At the end of the day…
Monday, September 19, 2011
At the end of the day, I sit and think back. We woke early. I read His Words. I thought about His Words. I packed lunches and snacks. I baked, pre-made dinner, and did school with the children. I checked emails. I took the kids to the park and to a friend’s house for a play-date. I came home to my man and the coffee he brought me. We ate, cleaned up, did homework. We watched a movie as a family. Had one of those baked treats, brushed teeth, read books, said prayers, and went to bed. I finished nightly chores, organized a trip, and continued to sip that gift of coffee. Seems a very productive day…it was. Seems a good day…it was. But I wonder, was it thankful? I know I started out with thanks…I took a moment to notice and thank Him as we did our devotions outside this morning. Was that all, though? I did talk to a few friends about how God is faithful and how He will provide for our current flooding situation. I have said it over and over these past few days. Yes, it is because I believe it, and sometimes saying it aloud reminds me I do believe it!
I really long to live as His Daughters should! To not fret or be anxious. To be slow to anger and quick to forgive. To extend compassion instead of judgment. To pray expecting instead of vainly. To really be salt and light! To be “the difference”. At the end of a day, I wonder if I’m any closer to being this “Dream Girl”. She is my dream…the one I want to be.

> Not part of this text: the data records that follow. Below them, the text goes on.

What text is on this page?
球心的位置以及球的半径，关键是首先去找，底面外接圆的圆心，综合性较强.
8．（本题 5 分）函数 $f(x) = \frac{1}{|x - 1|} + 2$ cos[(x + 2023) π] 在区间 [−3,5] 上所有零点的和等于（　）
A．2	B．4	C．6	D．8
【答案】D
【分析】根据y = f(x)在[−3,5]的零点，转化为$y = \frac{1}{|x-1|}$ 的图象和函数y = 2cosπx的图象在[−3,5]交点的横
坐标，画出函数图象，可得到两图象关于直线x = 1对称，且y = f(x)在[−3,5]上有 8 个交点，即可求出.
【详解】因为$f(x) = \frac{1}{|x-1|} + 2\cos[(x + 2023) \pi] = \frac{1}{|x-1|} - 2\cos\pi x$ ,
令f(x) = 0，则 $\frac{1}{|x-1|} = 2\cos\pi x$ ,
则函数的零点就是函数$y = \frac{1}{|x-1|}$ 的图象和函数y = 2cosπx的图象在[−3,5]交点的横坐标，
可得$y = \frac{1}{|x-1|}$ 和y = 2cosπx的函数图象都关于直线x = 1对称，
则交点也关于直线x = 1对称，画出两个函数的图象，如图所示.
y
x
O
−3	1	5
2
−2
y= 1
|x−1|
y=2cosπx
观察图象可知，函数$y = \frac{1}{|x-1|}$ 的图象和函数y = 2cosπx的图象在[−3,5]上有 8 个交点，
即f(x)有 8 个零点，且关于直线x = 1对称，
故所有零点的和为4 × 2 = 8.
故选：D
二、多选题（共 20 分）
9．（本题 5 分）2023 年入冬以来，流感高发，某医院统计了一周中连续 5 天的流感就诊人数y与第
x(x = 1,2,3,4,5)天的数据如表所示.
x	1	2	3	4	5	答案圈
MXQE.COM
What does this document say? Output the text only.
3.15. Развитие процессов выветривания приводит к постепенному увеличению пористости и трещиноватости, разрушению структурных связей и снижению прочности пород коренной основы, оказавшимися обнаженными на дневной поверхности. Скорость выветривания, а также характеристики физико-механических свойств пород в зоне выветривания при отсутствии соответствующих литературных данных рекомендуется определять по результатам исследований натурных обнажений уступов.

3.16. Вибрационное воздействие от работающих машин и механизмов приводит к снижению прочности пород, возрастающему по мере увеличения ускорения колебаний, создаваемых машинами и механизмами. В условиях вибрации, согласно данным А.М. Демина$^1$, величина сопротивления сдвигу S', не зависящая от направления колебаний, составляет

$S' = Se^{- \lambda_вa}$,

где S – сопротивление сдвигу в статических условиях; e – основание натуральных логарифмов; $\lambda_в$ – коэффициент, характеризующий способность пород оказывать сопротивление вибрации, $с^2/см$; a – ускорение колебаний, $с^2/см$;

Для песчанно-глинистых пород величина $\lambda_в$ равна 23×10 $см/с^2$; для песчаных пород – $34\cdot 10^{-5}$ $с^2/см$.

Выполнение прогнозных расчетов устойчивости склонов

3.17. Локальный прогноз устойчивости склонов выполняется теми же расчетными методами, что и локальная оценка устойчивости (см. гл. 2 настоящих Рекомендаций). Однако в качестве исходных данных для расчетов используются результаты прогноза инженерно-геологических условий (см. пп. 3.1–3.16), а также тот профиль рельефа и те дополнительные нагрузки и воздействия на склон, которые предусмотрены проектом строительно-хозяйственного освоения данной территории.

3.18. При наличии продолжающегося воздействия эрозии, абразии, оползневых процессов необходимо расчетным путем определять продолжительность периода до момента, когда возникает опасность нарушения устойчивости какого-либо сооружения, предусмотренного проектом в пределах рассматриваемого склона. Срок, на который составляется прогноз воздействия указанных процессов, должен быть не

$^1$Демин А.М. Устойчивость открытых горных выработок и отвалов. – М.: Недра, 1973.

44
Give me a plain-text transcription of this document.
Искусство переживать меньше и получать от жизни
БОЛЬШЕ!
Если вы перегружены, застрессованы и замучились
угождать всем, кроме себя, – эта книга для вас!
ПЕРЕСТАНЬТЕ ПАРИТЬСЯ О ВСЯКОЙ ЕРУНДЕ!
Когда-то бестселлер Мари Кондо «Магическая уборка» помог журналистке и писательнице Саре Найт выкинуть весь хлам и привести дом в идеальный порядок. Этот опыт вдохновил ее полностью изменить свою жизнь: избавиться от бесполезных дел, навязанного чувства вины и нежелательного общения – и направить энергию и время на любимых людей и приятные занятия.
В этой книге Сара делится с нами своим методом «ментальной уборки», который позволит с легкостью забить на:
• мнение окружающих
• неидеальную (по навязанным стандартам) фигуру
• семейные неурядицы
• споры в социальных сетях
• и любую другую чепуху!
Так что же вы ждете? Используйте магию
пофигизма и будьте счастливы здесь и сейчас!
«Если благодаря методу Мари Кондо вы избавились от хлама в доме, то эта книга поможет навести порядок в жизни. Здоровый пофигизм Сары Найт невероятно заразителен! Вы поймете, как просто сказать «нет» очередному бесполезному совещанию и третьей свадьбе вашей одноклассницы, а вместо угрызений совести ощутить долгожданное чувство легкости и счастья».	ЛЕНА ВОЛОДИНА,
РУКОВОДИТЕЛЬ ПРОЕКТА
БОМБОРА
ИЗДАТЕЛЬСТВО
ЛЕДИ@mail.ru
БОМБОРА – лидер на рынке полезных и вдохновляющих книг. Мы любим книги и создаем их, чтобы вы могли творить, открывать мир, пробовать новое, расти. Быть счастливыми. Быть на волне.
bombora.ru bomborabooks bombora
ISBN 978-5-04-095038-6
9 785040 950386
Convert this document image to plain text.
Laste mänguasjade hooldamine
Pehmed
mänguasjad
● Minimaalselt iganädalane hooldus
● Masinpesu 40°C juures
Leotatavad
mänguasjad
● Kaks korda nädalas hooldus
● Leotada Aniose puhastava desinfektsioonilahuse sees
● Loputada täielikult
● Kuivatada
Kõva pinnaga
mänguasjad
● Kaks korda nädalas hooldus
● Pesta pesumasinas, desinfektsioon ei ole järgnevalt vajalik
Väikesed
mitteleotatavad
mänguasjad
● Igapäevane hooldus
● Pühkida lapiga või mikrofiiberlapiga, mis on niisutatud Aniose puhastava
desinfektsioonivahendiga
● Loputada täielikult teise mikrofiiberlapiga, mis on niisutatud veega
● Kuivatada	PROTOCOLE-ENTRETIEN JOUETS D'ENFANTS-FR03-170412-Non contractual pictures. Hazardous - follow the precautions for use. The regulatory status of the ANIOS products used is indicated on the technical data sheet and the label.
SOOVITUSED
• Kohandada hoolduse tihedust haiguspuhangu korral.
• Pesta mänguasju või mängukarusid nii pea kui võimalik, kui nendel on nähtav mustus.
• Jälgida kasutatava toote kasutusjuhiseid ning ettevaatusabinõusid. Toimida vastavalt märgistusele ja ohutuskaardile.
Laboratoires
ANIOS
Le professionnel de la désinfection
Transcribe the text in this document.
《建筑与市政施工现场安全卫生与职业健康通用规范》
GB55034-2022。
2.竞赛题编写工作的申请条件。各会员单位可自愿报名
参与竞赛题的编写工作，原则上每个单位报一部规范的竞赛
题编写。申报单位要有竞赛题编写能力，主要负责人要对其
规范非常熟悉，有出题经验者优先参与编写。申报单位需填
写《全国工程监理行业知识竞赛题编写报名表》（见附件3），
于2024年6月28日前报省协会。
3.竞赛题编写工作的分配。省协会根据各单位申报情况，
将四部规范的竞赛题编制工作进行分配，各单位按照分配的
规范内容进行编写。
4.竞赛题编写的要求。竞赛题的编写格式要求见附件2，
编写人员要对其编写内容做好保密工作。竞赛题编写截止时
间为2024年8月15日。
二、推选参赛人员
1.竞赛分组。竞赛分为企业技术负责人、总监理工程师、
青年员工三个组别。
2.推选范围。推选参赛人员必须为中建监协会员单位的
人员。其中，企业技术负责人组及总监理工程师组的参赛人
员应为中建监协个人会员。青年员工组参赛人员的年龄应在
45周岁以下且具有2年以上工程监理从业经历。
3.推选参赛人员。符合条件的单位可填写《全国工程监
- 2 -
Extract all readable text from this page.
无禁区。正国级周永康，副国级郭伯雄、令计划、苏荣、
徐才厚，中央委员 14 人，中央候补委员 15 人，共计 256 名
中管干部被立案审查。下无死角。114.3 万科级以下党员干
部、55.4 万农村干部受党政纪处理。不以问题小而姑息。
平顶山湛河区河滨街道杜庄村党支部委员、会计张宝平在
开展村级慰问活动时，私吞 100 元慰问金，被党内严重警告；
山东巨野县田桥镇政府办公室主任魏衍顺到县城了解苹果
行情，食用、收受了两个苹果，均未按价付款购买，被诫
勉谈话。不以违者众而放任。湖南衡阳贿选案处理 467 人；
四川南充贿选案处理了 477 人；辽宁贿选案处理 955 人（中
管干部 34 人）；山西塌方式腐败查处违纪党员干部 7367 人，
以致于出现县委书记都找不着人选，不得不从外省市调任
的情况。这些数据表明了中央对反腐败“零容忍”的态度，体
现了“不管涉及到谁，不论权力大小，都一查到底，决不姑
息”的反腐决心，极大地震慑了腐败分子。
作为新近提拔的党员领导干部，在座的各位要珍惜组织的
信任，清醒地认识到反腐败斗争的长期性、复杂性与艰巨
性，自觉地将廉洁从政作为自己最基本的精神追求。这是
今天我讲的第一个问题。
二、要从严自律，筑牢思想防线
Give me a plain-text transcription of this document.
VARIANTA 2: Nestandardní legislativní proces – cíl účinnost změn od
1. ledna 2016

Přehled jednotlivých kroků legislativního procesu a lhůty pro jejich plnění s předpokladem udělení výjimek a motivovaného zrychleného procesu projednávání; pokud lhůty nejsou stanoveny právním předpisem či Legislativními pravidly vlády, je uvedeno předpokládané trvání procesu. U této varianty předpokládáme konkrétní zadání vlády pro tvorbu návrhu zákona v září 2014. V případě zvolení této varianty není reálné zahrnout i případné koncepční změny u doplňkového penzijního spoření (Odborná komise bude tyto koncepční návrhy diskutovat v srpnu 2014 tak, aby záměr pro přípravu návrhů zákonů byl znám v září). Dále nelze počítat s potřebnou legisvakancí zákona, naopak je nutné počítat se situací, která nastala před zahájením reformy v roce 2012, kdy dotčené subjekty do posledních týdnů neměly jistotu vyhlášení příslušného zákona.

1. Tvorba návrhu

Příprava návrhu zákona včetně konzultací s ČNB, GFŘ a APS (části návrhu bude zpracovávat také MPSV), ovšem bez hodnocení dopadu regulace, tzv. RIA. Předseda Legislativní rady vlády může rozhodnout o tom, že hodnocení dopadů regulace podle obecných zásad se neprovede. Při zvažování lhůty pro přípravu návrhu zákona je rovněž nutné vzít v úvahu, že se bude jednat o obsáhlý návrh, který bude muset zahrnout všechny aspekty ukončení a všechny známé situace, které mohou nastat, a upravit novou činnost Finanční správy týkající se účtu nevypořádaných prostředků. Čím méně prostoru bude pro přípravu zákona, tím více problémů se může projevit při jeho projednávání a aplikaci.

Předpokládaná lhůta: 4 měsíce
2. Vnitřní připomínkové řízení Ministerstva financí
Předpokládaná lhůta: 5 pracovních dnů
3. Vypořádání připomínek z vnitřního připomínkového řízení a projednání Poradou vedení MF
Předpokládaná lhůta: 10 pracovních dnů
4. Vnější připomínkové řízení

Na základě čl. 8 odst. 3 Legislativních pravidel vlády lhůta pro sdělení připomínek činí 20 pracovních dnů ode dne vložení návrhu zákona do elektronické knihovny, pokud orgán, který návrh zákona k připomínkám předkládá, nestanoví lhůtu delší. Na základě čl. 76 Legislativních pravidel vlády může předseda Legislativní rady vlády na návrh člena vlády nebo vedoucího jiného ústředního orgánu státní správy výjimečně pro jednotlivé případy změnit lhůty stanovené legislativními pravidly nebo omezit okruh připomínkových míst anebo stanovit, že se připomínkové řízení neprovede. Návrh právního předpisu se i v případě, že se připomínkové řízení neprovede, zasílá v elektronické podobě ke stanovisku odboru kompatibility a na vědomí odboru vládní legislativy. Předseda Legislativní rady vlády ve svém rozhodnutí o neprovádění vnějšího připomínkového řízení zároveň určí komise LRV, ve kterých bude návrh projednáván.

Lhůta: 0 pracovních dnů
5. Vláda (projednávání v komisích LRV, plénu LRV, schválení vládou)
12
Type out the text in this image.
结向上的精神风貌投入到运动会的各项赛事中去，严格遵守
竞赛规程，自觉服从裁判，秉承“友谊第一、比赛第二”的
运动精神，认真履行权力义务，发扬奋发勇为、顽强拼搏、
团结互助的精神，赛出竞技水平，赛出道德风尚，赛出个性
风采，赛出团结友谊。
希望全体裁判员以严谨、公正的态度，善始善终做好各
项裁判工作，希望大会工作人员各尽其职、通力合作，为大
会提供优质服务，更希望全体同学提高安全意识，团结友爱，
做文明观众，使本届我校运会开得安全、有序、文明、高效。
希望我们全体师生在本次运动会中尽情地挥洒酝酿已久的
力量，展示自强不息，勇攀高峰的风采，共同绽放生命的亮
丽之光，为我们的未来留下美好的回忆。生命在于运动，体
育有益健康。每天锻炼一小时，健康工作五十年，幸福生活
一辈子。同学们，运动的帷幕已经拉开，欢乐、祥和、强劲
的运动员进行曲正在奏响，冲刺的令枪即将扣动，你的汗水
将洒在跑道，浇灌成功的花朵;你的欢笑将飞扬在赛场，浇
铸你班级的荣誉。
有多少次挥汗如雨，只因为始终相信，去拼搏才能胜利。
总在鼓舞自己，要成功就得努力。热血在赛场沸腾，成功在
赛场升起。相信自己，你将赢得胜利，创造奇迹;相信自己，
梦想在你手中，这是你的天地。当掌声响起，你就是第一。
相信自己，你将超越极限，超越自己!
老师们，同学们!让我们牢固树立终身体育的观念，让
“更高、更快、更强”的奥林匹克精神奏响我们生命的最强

Now I lay me down to sleep
I pray the Lord my soul to keep…
I pray to be like your Son
I pray to be one
Who lives the life that will turn the eye
Turn the heart, turn the mind
To the One Who creates
Who changes, Who re-makes.
So, now I lay me down to dream
Of the Her who lives redeemed
I pray the Lord, to make Her in my mind
The Her Who my waking eyes find.
It has been a few days of some hard euchariteo’s, but when the hard comes, and thanks is its song, it becomes transfigured into beauty. On an evening at church with the preschoolers, I listened as my Timothy thanked God for this: “Dear God, thank you for the waffles we had today, and thank you for the squares in the waffles…” I smiled so big! For squares in the waffles! We really do have to become like little children…they get eucharisteo! We’ve gotta get it too! So, thank you Timothy, for teaching Momma so much…for helping me see the squares in the waffles!
squares in the waffles
cries in the shower
bills piling up
little boys with autism
(…the hard…the song of thanks…the beauty)
a sister fighting for us on her knees
friends who lift me up
waking up and being held by him – for almost 9 years!
a good walk and a good prayer
coming home to a clean house
kids with muddy toes
football, fellowship, and pizza with friends
seeing old (not age) friends – a surge of joy through my very heart!
(These thoughts are a bit scattered, but I chose to put them out there for Him…for me. He and I…”oh how marvelous, oh how wonderful…” that Me and He can be we! I pray you all find your place in His arms.)